Monroe County's mask mandate was all about politics

By Scott Tibbs, March 11, 2022

Monroe County's mask mandate expired one week ago today. People who were required by law to wear a mask in public places on March 3 did not have to wear a mask on March 4. Can anyone explain the scientific justification for mandatory masking in public places on Thursday and not on Friday?

You cannot do that, because there is no scientific justification for the policy shift. The virus did not magically become less contagious or less dangerous in 24 hours. When it became clear that there was a date certain within a couple weeks that the mask mandate would expire, the mandate should have been repealed. The increased risk between February 18 and March 4 was minuscule at best, if it existed at all. Yet county government was determined to hang on to this authority until the last possible second.

I can hear the response now: If the mandate should have been lifted two weeks early, why not in August of 2020? The answer to that is simple: We did not have therapeutics that were as effective, and we certainly did not have access to life-saving vaccines. Furthermore, it was clear in January that the dominant strain of COVID-19 was Omicron, which was significantly more transmissible and less deadly than previous strains of the novel coronavirus.
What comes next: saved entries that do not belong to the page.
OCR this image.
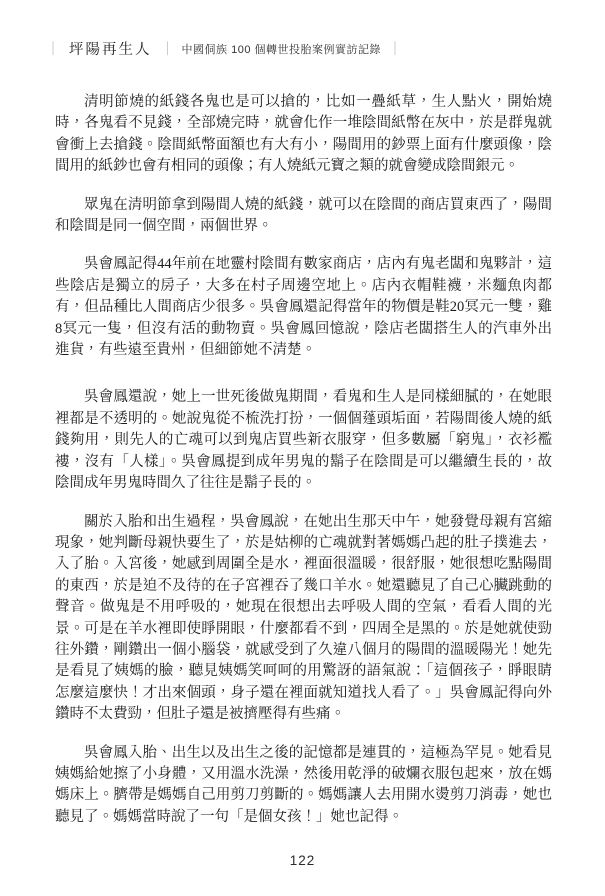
｜ 坪陽再生人 ｜ 中國侗族 100 個轉世投胎案例實訪記錄 ｜

清明節燒的紙錢各鬼也是可以搶的，比如一疊紙草，生人點火，開始燒時，各鬼看不見錢，全部燒完時，就會化作一堆陰間紙幣在灰中，於是群鬼就會衝上去搶錢。陰間紙幣面額也有大有小，陽間用的鈔票上面有什麼頭像，陰間用的紙鈔也會有相同的頭像；有人燒紙元寶之類的就會變成陰間銀元。

眾鬼在清明節拿到陽間人燒的紙錢，就可以在陰間的商店買東西了，陽間和陰間是同一個空間，兩個世界。

吳會鳳記得44年前在地靈村陰間有數家商店，店內有鬼老闆和鬼夥計，這些陰店是獨立的房子，大多在村子周邊空地上。店內衣帽鞋襪，米麵魚肉都有，但品種比人間商店少很多。吳會鳳還記得當年的物價是鞋20冥元一雙，雞8冥元一隻，但沒有活的動物賣。吳會鳳回憶說，陰店老闆搭生人的汽車外出進貨，有些遠至貴州，但細節她不清楚。

吳會鳳還說，她上一世死後做鬼期間，看鬼和生人是同樣細膩的，在她眼裡都是不透明的。她說鬼從不梳洗打扮，一個個蓬頭垢面，若陽間後人燒的紙錢夠用，則先人的亡魂可以到鬼店買些新衣服穿，但多數屬「窮鬼」，衣衫襤褸，沒有「人樣」。吳會鳳提到成年男鬼的鬍子在陰間是可以繼續生長的，故陰間成年男鬼時間久了往往是鬍子長的。

關於入胎和出生過程，吳會鳳說，在她出生那天中午，她發覺母親有宮縮現象，她判斷母親快要生了，於是姑柳的亡魂就對著媽媽凸起的肚子撲進去，入了胎。入宮後，她感到周圍全是水，裡面很溫暖，很舒服，她很想吃點陽間的東西，於是迫不及待的在子宮裡吞了幾口羊水。她還聽見了自己心臟跳動的聲音。做鬼是不用呼吸的，她現在很想出去呼吸人間的空氣，看看人間的光景。可是在羊水裡即使睜開眼，什麼都看不到，四周全是黑的。於是她就使勁往外鑽，剛鑽出一個小腦袋，就感受到了久違八個月的陽間的溫暖陽光！她先是看見了姨媽的臉，聽見姨媽笑呵呵的用驚訝的語氣說：「這個孩子，睜眼睛怎麼這麼快！才出來個頭，身子還在裡面就知道找人看了。」吳會鳳記得向外鑽時不太費勁，但肚子還是被擠壓得有些痛。

吳會鳳入胎、出生以及出生之後的記憶都是連貫的，這極為罕見。她看見姨媽給她擦了小身體，又用溫水洗澡，然後用乾淨的破爛衣服包起來，放在媽媽床上。臍帶是媽媽自己用剪刀剪斷的。媽媽讓人去用開水燙剪刀消毒，她也聽見了。媽媽當時說了一句「是個女孩！」她也記得。

122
In addition, the most popular masks - cloth masks - were little more than decoration. Even higher-quality masks were significantly less effective if not worn properly.

Keeping the mask mandate as long as possible was a political decision, not a scientific decision. Masks, unfortunately, have become a political wedge issue, and the county commissioners faced significant political pressure to keep the mask mandate in place - as well as a desire to signal their virtue over the rest of the "backward" Red State. But it is this very politicization of mask mandates that makes people distrust our public health authorities.

Mask mandates had their place. As I have said many times before, I supported and defended the mask mandate for the first year of the pandemic. I was wearing a mask in public places before it was mandatory. I encouraged people to submit to the law, following the Apostle Paul's commands in Romans 13. But that time is over and has been over for quite a while. County government should have moved away from mask mandates with the rest of the state last August, but doubled down instead. We need new leadership in county government.